Portrait of Self-Actualizers
  • Small group according to Maslow.

  • 1-2% of the adult population.

  • Generally 60+ years old.

  • Reality and problem-centering.

  • Enjoy solitude and have deep personal relationships with a few close friends.

  • Autonomous, resisted enculturation.

  • Acceptance of self and others.

  • Strong ethics, spiritual, seldom religious.

  • Prefer spontaneity and simplicity.

  • Unhostile sense of humor.

Failure to Actualize
  • Growth tendency is weaker than deficiency motives. Hard to transcend hunger.

  • Normal culture downplays the importance of the inner life (voice). Just trying to gain control of our impulses.

  • Growth requires taking risks that many are unwilling to do.

Maslow’s New Hierarchy of Needs

  • Self-Transcendence

  • Self-Actualization

  • Sense of Meaning

  • Esteem

  • Love/Belonging

  • Safety

  • Physiological

Evaluation of Humanistic Theories

Strengths
  • Focused on important aspects of human existence.

  • Stresses holistic, integrated aspects of personality.

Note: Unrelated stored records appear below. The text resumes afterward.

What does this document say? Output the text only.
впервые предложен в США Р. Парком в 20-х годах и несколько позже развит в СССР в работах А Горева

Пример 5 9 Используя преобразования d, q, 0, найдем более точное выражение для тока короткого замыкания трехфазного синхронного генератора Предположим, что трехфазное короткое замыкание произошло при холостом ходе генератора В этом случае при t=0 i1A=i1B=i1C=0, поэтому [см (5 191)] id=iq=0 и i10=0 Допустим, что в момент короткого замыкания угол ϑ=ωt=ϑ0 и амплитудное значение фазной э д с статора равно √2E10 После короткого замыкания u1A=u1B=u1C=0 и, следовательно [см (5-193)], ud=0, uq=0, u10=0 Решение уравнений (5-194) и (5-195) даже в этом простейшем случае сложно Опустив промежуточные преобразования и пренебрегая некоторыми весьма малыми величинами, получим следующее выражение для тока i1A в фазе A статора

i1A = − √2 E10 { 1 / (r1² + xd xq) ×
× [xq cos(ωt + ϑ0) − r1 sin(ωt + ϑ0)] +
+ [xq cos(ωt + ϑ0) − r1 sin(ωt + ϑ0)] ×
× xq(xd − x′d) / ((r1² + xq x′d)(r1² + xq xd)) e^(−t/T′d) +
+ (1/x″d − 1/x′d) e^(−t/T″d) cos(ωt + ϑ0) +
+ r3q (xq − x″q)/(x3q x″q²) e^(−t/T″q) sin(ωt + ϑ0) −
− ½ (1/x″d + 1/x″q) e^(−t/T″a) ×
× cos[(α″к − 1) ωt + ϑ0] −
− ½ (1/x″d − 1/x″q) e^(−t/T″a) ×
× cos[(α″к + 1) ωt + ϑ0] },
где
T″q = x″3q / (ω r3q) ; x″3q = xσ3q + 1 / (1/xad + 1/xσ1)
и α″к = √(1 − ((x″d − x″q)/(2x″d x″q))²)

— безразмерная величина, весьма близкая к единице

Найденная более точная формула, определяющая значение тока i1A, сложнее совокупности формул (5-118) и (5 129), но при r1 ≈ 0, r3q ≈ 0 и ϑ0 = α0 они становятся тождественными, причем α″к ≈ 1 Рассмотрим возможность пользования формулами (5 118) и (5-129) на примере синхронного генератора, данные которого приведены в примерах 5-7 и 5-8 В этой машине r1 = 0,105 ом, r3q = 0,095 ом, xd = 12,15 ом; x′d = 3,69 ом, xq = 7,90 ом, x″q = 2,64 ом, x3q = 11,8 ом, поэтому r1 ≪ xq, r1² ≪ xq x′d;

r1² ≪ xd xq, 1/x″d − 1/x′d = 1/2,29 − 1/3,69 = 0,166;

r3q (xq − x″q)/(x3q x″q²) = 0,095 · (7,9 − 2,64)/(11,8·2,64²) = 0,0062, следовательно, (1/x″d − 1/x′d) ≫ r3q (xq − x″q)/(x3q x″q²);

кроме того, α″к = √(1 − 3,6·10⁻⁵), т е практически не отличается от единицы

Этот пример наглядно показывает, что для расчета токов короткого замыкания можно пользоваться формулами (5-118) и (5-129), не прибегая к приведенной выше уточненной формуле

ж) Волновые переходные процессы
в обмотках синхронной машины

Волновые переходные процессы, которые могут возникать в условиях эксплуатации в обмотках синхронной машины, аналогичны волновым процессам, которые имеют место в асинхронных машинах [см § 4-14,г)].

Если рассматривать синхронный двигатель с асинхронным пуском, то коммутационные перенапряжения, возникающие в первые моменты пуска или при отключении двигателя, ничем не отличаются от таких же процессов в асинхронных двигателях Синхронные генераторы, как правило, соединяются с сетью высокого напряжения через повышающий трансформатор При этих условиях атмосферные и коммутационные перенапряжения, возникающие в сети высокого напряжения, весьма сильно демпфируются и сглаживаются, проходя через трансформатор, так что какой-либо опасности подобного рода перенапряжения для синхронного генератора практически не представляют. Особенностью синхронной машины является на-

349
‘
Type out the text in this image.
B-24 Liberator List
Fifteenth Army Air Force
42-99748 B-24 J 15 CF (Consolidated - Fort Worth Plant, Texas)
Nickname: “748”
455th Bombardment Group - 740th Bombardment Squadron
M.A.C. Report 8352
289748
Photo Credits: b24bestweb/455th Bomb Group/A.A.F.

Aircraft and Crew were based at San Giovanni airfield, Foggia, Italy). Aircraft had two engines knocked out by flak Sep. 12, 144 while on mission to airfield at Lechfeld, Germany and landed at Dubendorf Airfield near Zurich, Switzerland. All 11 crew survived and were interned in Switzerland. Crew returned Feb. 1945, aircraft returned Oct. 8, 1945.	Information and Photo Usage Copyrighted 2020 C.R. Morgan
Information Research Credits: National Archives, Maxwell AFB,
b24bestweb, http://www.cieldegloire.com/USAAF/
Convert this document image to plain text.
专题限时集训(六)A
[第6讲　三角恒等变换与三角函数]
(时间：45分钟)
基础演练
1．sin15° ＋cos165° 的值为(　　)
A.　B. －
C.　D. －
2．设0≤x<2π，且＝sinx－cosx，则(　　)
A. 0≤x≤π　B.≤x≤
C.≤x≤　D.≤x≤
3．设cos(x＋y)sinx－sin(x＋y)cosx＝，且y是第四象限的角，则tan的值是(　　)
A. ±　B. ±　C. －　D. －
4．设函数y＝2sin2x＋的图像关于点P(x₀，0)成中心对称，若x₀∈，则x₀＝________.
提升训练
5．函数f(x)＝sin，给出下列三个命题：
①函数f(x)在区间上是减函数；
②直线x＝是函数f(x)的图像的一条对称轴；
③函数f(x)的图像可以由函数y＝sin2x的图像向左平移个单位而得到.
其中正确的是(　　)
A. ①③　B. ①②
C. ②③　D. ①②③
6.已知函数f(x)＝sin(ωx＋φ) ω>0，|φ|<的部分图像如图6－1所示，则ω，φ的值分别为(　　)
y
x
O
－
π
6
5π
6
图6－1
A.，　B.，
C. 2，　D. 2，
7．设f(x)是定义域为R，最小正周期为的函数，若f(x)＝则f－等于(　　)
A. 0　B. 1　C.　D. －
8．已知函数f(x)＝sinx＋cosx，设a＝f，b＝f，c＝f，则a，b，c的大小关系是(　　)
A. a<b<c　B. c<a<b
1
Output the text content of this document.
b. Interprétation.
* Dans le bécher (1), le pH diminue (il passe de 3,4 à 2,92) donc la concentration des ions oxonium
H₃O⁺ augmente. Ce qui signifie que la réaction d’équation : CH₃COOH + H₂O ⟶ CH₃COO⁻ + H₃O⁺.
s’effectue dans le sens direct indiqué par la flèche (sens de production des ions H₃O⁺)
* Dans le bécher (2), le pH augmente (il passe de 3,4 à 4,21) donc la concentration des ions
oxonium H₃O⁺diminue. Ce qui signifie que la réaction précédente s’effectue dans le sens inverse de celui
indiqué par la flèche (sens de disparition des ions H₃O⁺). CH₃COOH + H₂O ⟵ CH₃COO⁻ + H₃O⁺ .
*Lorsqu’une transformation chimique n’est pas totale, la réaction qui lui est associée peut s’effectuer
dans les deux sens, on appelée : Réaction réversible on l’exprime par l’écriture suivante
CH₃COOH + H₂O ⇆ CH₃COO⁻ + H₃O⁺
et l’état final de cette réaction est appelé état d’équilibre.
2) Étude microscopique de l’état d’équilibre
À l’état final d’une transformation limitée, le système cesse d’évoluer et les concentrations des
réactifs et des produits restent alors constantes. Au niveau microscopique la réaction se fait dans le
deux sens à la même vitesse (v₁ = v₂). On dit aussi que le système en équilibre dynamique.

  • Bring fewer biases and preconceptions to personality study.

Limitations
  • Excludes from investigation of certain critical variables.

  • Lacks objective measures of behavior beyond self-report.

  • Lacks systematic research.

Maslow’s Critics

  • Need hierarchy is wildly popular in education, management, psychotherapy, and nursing.

  • Is there any research to suggest it’s true?

  • Maslow’s research consisted of case studies. Others have done studies of larger and more diverse groups.

  • Growth motivation is more widespread than Maslow believed.

  • Carl Rogers: “Every person has one basic tendency and striving – to actualize, maintain, and enhance the experienced self.”